In the case of Atef Abbayat the assassination policy achieved a tactical achievement. His death refuted Arafat’s claim that Abbayat was in PA detention. Still, the Abbayat family, whose dominance now feeds on its sons assassinations, has set the direction for the city of Bethlehem: a huge rise in the number of armed groups, all trying to imitate the original.
The assassination of the Popular Front’s leader, Abu-Ali Mustafa, in Ramallah, was a kiss of life for his all but forgotten organization. Following Mustafa’s death, the organization’s line was set by Ahmed Sa’adat, an extremist whose militant line is not supported by most of the PFLP’s people. When the head of an organization is murdered, the organization follows its extremist supporters. The PFLP’s reaction to the event – assassinating Israeli minister of tourism Rehav’am Ze-evi – marked the organization’s new policy and set new rules for the game which now apply to other organizations as well. The result: a surge in the PFLP’s popular esteem.

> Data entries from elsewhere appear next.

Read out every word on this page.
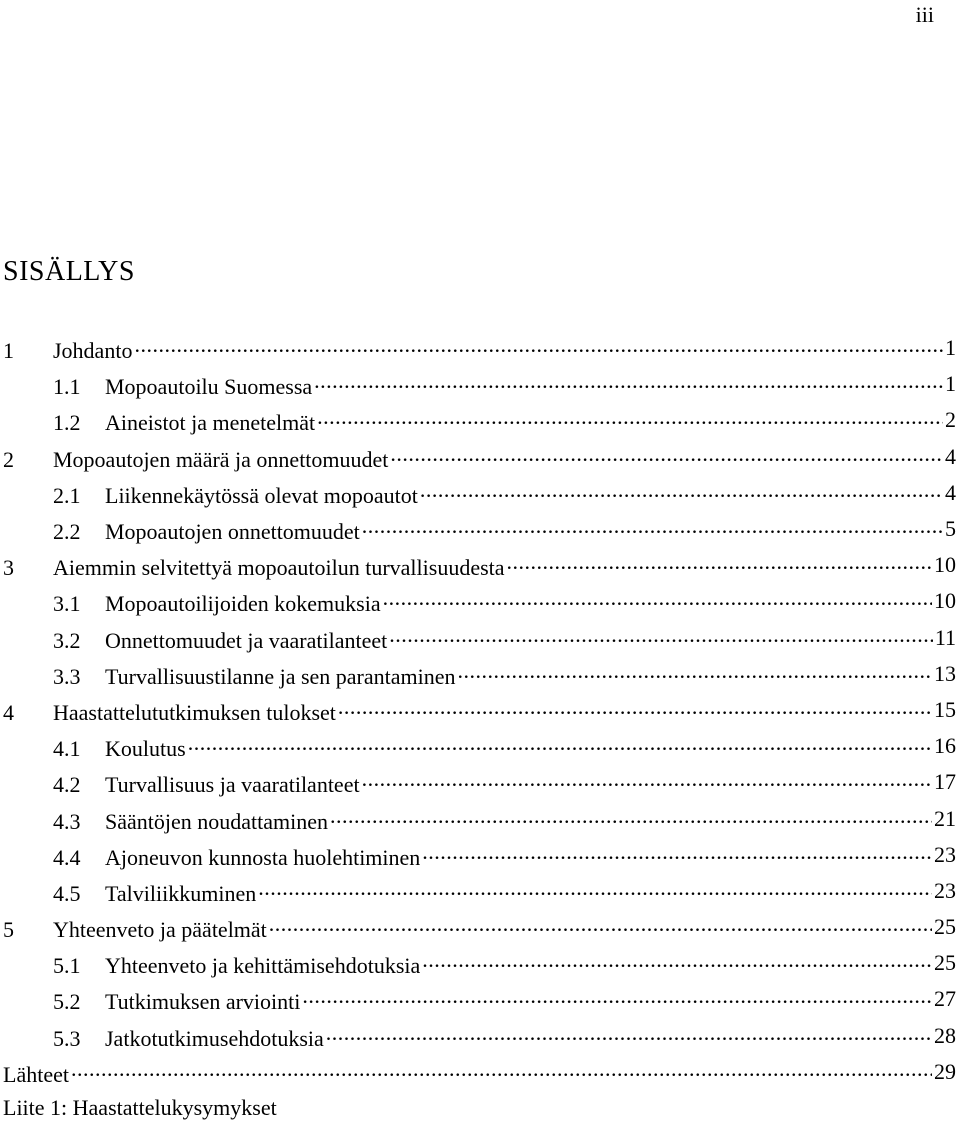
iii
SISÄLLYS
1	Johdanto .....	1
1.1	Mopoautoilu Suomessa .....	1
1.2	Aineistot ja menetelmät .....	2
2	Mopoautojen määrä ja onnettomuudet .....	4
2.1	Liikennekäytössä olevat mopoautot .....	4
2.2	Mopoautojen onnettomuudet .....	5
3	Aiemmin selvitettyä mopoautoilun turvallisuudesta .....	10
3.1	Mopoautoilijoiden kokemuksia .....	10
3.2	Onnettomuudet ja vaaratilanteet .....	11
3.3	Turvallisuustilanne ja sen parantaminen .....	13
4	Haastattelututkimuksen tulokset .....	15
4.1	Koulutus .....	16
4.2	Turvallisuus ja vaaratilanteet .....	17
4.3	Sääntöjen noudattaminen .....	21
4.4	Ajoneuvon kunnosta huolehtiminen .....	23
4.5	Talviliikkuminen .....	23
5	Yhteenveto ja päätelmät .....	25
5.1	Yhteenveto ja kehittämisehdotuksia .....	25
5.2	Tutkimuksen arviointi .....	27
5.3	Jatkotutkimusehdotuksia .....	28
Lähteet .....	29
Liite 1: Haastattelukysymykset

The assassinations have significantly damaged the PA’s ability to hold some rein over activists in the organizations. A day after the assassination of Jamal Mansour and Jamal Salim in Nablus, Islamic Jihad leader Ramadan Shalah said: “Computers the CIA has given the Palestinian Authority’s security forces serve the Zionist enemy in the killing of our sons.” This time Shalah, not a popular figure in the West Bank and Gaza, expressed a popular sentiment. Jibril Rajoub’s Preventive Security did its best, since the outbreak of clashes, to avoid confrontation with Israel, and to maintain the Oslo lines. It paid heavily. All the Palestinians assassinated since September 11, excepting Atef Abbayat, were Hammas people.
A prevalent claim among Hammas and Fatah activists is that 70 percent of the assassination victims, regardless of their affiliation, posed a threat or a bother to PA interests. Since the glory days of security cooperation with Netanyahu’s government, a way for Palestinians on Israel’s wanted men list to coexist with the PA was paved. The wanted men are required to leave communications channels open, to report to the PA occasionally, and to update the phone number, or the location where they can be found. Sometimes they are even forced into protective detention. The PA has not yet been accused of cooperating with a specific assassination that Israel carried out, but criticism of the Preventive Security, expressed in leaflets and slurs, is becoming more frequent. Activists on the ground, who have gotten used to their new independence, do not believe that the catching of suicide bombers on their way to the green line, or the assassination of careful Atef Abbayat, would have been possible without the PA’s cooperation. Many believe that giving a hand to the assassinations is how PA pays the American Government and the European nations who want it to fight against terrorism. It may not be long before these accusations will be made openly, and loudly.